Mellon Foundation Awards Nearly $3 Million to Columbia University

Columbia University has received nearly three million dollars in grants from The Andrew W. Mellon Foundation through its program in Higher Education and Scholarship in the Humanities.

May 03, 2018

Columbia University has received nearly three million dollars in grants from The Andrew W. Mellon Foundation through its program in Higher Education and Scholarship in the Humanities.

The awards entail a renewal of $1.7 million for the Justice-in-Education Initiative, developed under the direction of Geraldine Downey, professor of Psychology and director of the Center for Justice, and Eileen Gillooly, executive director of the Society of Fellows and Heyman Center for the Humanities, to provide educational opportunities for incarcerated and formerly incarcerated individuals.

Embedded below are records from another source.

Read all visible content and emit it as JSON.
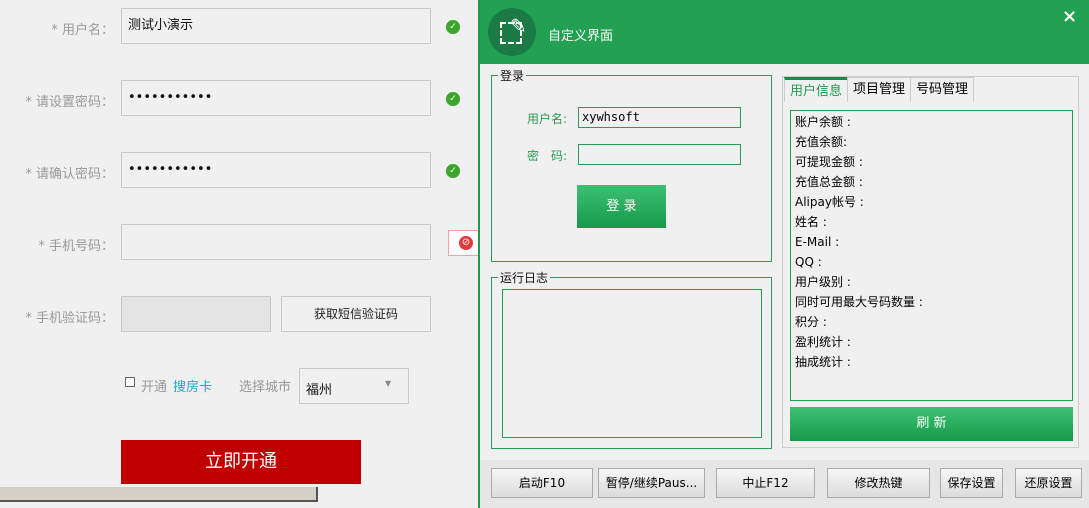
{
  "reg": {
    "fields": [
      {
        "label": "* 用户名：",
        "value": "测试小演示",
        "status": "ok"
      },
      {
        "label": "* 请设置密码：",
        "value": "•••••••••••",
        "status": "ok"
      },
      {
        "label": "* 请确认密码：",
        "value": "•••••••••••",
        "status": "ok"
      },
      {
        "label": "* 手机号码：",
        "value": "",
        "status": "error"
      },
      {
        "label": "* 手机验证码：",
        "value": ""
      }
    ],
    "sms_button": "获取短信验证码",
    "open_label": "开通",
    "open_link": "搜房卡",
    "city_label": "选择城市",
    "city_value": "福州",
    "submit": "立即开通"
  },
  "window": {
    "title": "自定义界面",
    "close": "×",
    "login_group": "登录",
    "username_label": "用户名:",
    "username_value": "xywhsoft",
    "password_label": "密　码:",
    "password_value": "",
    "login_button": "登 录",
    "log_group": "运行日志",
    "tabs": [
      "用户信息",
      "项目管理",
      "号码管理"
    ],
    "info": [
      "账户余额 :",
      "充值余额:",
      "可提现金额 :",
      "充值总金额 :",
      "Alipay帐号 :",
      "姓名 :",
      "E-Mail :",
      "QQ :",
      "用户级别 :",
      "同时可用最大号码数量 :",
      "积分 :",
      "盈利统计 :",
      "抽成统计 :"
    ],
    "refresh": "刷 新",
    "buttons": [
      "启动F10",
      "暂停/继续Paus...",
      "中止F12",
      "修改热键",
      "保存设置",
      "还原设置"
    ]
  },
  "colors": {
    "green": "#22a153",
    "red": "#c00000",
    "link": "#2a9fd6"
  }
}
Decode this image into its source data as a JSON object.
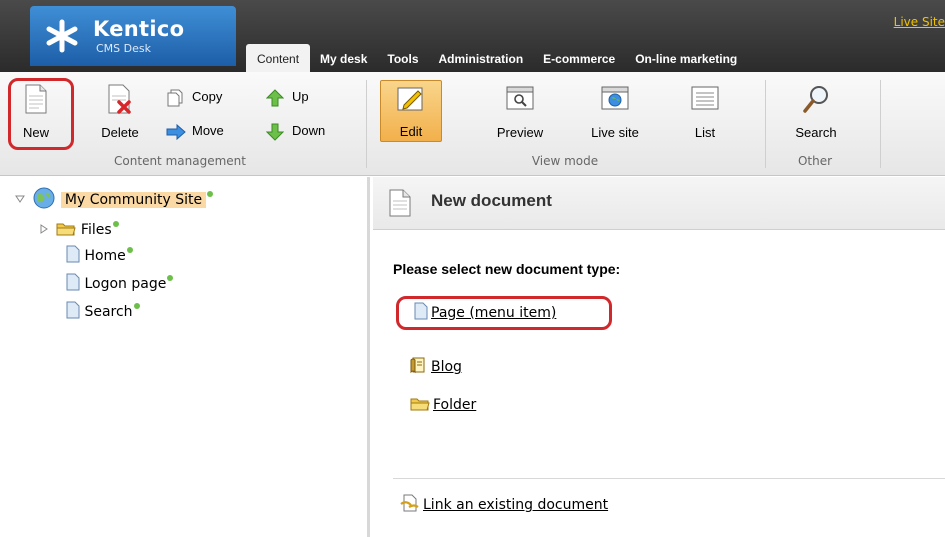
{
  "header": {
    "logo_name": "Kentico",
    "logo_sub": "CMS Desk",
    "live_site_link": "Live Site",
    "tabs": [
      {
        "label": "Content",
        "active": true
      },
      {
        "label": "My desk"
      },
      {
        "label": "Tools"
      },
      {
        "label": "Administration"
      },
      {
        "label": "E-commerce"
      },
      {
        "label": "On-line marketing"
      }
    ]
  },
  "ribbon": {
    "content_management": {
      "group_label": "Content management",
      "new_label": "New",
      "delete_label": "Delete",
      "copy_label": "Copy",
      "move_label": "Move",
      "up_label": "Up",
      "down_label": "Down"
    },
    "view_mode": {
      "group_label": "View mode",
      "edit_label": "Edit",
      "preview_label": "Preview",
      "live_site_label": "Live site",
      "list_label": "List"
    },
    "other": {
      "group_label": "Other",
      "search_label": "Search"
    }
  },
  "tree": {
    "root": "My Community Site",
    "items": [
      {
        "label": "Files",
        "icon": "folder-icon"
      },
      {
        "label": "Home",
        "icon": "page-icon"
      },
      {
        "label": "Logon page",
        "icon": "page-icon"
      },
      {
        "label": "Search",
        "icon": "page-icon"
      }
    ]
  },
  "panel": {
    "title": "New document",
    "prompt": "Please select new document type:",
    "doc_types": [
      {
        "label": "Page (menu item)",
        "icon": "page-icon"
      },
      {
        "label": "Blog",
        "icon": "blog-icon"
      },
      {
        "label": "Folder",
        "icon": "folder-icon"
      }
    ],
    "link_existing": "Link an existing document"
  },
  "colors": {
    "header_bg": "#2b2b2b",
    "logo_blue": "#1d5ea8",
    "live_link": "#f2c200",
    "highlight_red": "#d0282b",
    "status_dot": "#6cc04a",
    "edit_active": "#f2b04b"
  }
}
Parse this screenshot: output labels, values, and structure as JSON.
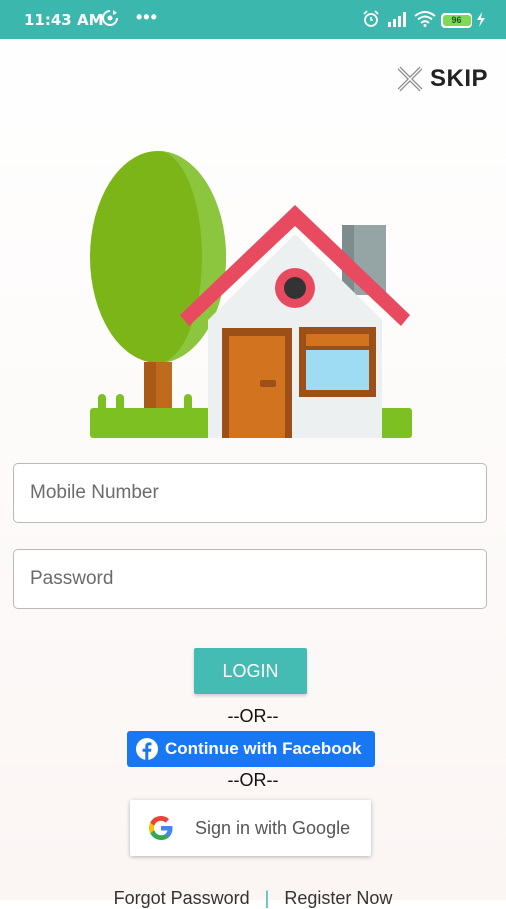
{
  "status_bar": {
    "time": "11:43 AM",
    "dots": "•••",
    "battery_level": "96",
    "icons": [
      "sync-icon",
      "alarm-icon",
      "signal-icon",
      "wifi-icon",
      "battery-icon",
      "charging-icon"
    ]
  },
  "skip": {
    "label": "SKIP",
    "icon": "close-icon"
  },
  "hero": {
    "illustration": "house-with-tree"
  },
  "form": {
    "mobile_placeholder": "Mobile Number",
    "password_placeholder": "Password",
    "login_label": "LOGIN"
  },
  "divider_text": "--OR--",
  "facebook": {
    "label": "Continue with Facebook",
    "color": "#1877f2"
  },
  "google": {
    "label": "Sign in with Google"
  },
  "footer": {
    "forgot": "Forgot Password",
    "separator": "|",
    "register": "Register Now"
  },
  "colors": {
    "accent": "#45bcb3",
    "status_bar": "#3bb7ad"
  }
}
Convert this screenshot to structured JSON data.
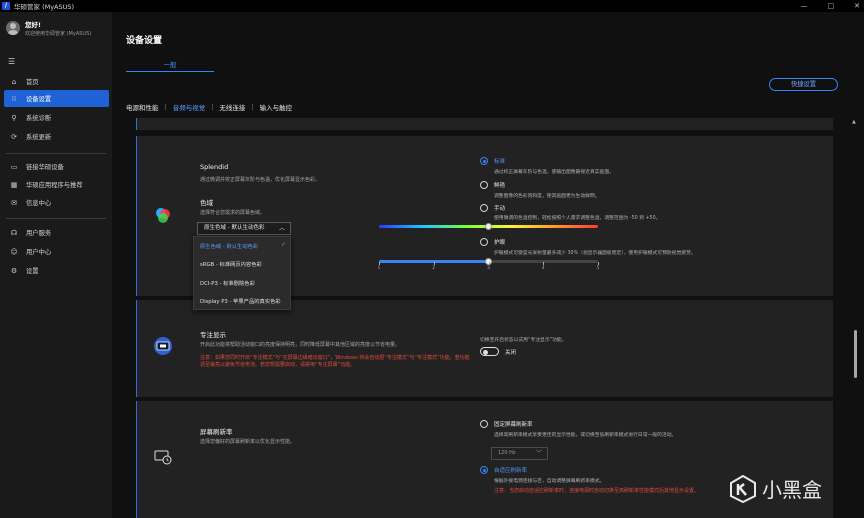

“We are very appreciative of the Mellon Foundation’s continued support,” said University President Lee C. Bollinger. “The Justice-in-Education Initiative aligns with one of the major priorities of The Columbia Commitment campaign—Just Societies—as it seeks to renew and embolden efforts to address inequality and expand access to education.”

“Human punishment and displacement dehumanize society, degrade democratic institutions, and threaten intergenerational mobility everywhere. Mass incarceration and the precarity of refugee scholars in war torn regions represent 'grand challenges' that are worthy of a great university’s investment of intellectual and human capital,” remarked Mariët Westermann, executive vice president for programs and research at The Andrew W. Mellon Foundation.

Over the past three years, the Justice-in-Education Initiative has become a model for other universities seeking to increase educational opportunities for incarcerated and formerly incarcerated students.  To date, the Initiative has provided more than two dozen college courses in nearby correctional facilities (Sing Sing, Taconic, Bedford Hills, and Metropolitan Detention Center) and has made it possible for more than 30 students returning home from prison to continue their education at Columbia. The work of faculty and students in the Initiative has also helped to incorporate issues of justice into the University’s curriculum.

“The grant renewal will extend these programs to impact more individuals and communities, increasing educational support for incarcerated students and those re-entering society from prison,” said Downey. “The Mellon Foundation is ensuring the Initiative’s longevity at Columbia.”

Another grant of $1,123,000 was awarded to Columbia Global Centers | Amman for a 12-month fellowship program to enhance the learning and professional experiences of 25 emerging displaced humanities scholars, over a period of four years. This four-year pilot program will address the urgent need to nurture scholars in exile by providing them with opportunities to develop their research and to reintegrate into the academic community in the MENA region, and in the long term will highlight the singular importance of such scholars to the global academic community.

“Investing in scholars’ intellectual potential is a necessary transition to more sustainable models for refugee support at a time when the frequency, depth, and protracted nature of displacement means that traditional responses are no longer sufficient” said Professor Safwan Masri, Executive Vice President for Global Centers and Global Development at Columba University. “This pioneering initiative, enabled by the Mellon Foundation grant, lies at the core of the Columbia Global Centers’ mission.”

Emerging displaced scholars are defined as PhD students and post-doctoral fellows who were forcibly uprooted from their home countries and respective academic institutions for reasons related to the emergence of security concerns and armed conflict.

The program is targeting any displaced scholars residing in Jordan. This may include Iraqi, Syrian, Turkish, Yemeni, Libyan, or any other refugee scholar who fled armed conflict and is already residing in Jordan. The fellowship is designed to support early-career scholars and advanced PhD students in exile in Jordan so that they can obtain relevant skills and embark on viable career paths in academia or other sectors serving the public good. Should this pilot program prove successful, it is hoped that it would be extended and expanded to offer similar fellowships at the Columbia Global Centers in Nairobi and Tunis.

“We are very pleased to support Columbia’s extensive investment and commitments and to serve as a thought partner in these critical life-saving programs,” added Mellon Foundation Senior Program Officer Eugene M. Tobin.